While Rogers’ direct competitors such as Telus and BCE adamantly opposed the deal during the hearings, companies that depend on Rogers and Shaw to host their programming have expressed more specific comments, with many requests focusing on maintaining the status quo for a certain period.

The Independent Broadcast Group has asked Rogers to commit to maintaining 50 independent channels, compared to the 40 the company said it would maintain for three years.

Ethnic Channels Group has asked the CRTC to require subscription revenues for independent ethnic producers not to decline for five years, and children’s television content producer WildBrain has asked the regulator to force Rogers to continue broadcasting. independent shows currently hosted by Rogers or Shaw for five years. Others have asked that Rogers be required to maintain the satellite broadcast services that Shaw currently provides.

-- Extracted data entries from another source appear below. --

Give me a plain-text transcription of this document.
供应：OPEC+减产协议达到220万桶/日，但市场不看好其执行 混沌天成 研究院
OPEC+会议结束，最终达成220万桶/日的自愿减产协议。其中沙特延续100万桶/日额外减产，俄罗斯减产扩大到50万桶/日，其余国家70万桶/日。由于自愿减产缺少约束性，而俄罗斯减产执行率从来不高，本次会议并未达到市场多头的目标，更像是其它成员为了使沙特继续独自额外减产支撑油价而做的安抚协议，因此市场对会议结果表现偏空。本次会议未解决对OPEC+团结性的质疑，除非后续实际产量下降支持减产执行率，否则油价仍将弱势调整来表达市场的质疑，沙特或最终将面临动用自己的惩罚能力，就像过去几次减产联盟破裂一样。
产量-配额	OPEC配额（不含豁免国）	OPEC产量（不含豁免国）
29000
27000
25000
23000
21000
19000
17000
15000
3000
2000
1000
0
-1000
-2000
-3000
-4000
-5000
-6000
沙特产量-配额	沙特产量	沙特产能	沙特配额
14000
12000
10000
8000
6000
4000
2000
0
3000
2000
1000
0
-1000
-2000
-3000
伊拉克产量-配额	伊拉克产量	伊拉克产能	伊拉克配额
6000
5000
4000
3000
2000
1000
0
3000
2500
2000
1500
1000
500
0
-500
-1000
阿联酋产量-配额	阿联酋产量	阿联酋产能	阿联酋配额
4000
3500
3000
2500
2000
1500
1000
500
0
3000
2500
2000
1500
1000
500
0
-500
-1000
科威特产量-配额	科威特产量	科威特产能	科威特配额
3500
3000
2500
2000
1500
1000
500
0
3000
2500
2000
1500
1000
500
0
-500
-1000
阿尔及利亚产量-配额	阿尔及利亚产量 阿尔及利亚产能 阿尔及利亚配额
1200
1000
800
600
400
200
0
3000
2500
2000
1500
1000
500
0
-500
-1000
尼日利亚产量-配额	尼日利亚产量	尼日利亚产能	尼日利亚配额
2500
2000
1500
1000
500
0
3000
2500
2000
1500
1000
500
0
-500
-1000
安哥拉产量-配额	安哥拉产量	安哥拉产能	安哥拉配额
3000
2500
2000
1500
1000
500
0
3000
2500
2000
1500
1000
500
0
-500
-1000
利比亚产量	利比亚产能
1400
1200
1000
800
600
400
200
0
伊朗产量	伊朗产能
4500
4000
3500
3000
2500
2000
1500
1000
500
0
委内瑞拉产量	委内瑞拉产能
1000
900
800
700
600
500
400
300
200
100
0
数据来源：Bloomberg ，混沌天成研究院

Earlier Thursday, the CEO of the Canadian Media Producers Association, Reynolds Mastin, called for more tangible benefits from the deal, saying the $ 5.7 million in total benefits proposed were not commensurate with the chord size.

“The CRTC should ensure that the applicant commits to providing a tangible benefit package commensurate with the size and nature of the transaction, and which clearly and unequivocally benefits Canadians and their broadcasting system.”

Unifor has raised concerns over Rogers’ plans to take back the $ 13 million a year Shaw gives Global News for an expansion of its own CityNews network, saying the plan risks reducing the diversity of voices. in small markets.

The Canadian Radio-television and Telecommunications Commission (CRTC) hearings focus on the implications of the agreement for the broadcasting industry. Other issues raised by the transaction, such as those relating to wireless communications services, will be reviewed by the Competition Bureau and by Innovation, Science and Economic Development Canada.

Rogers is due to respond to questions raised during CRTC hearings since the start of the week on Friday.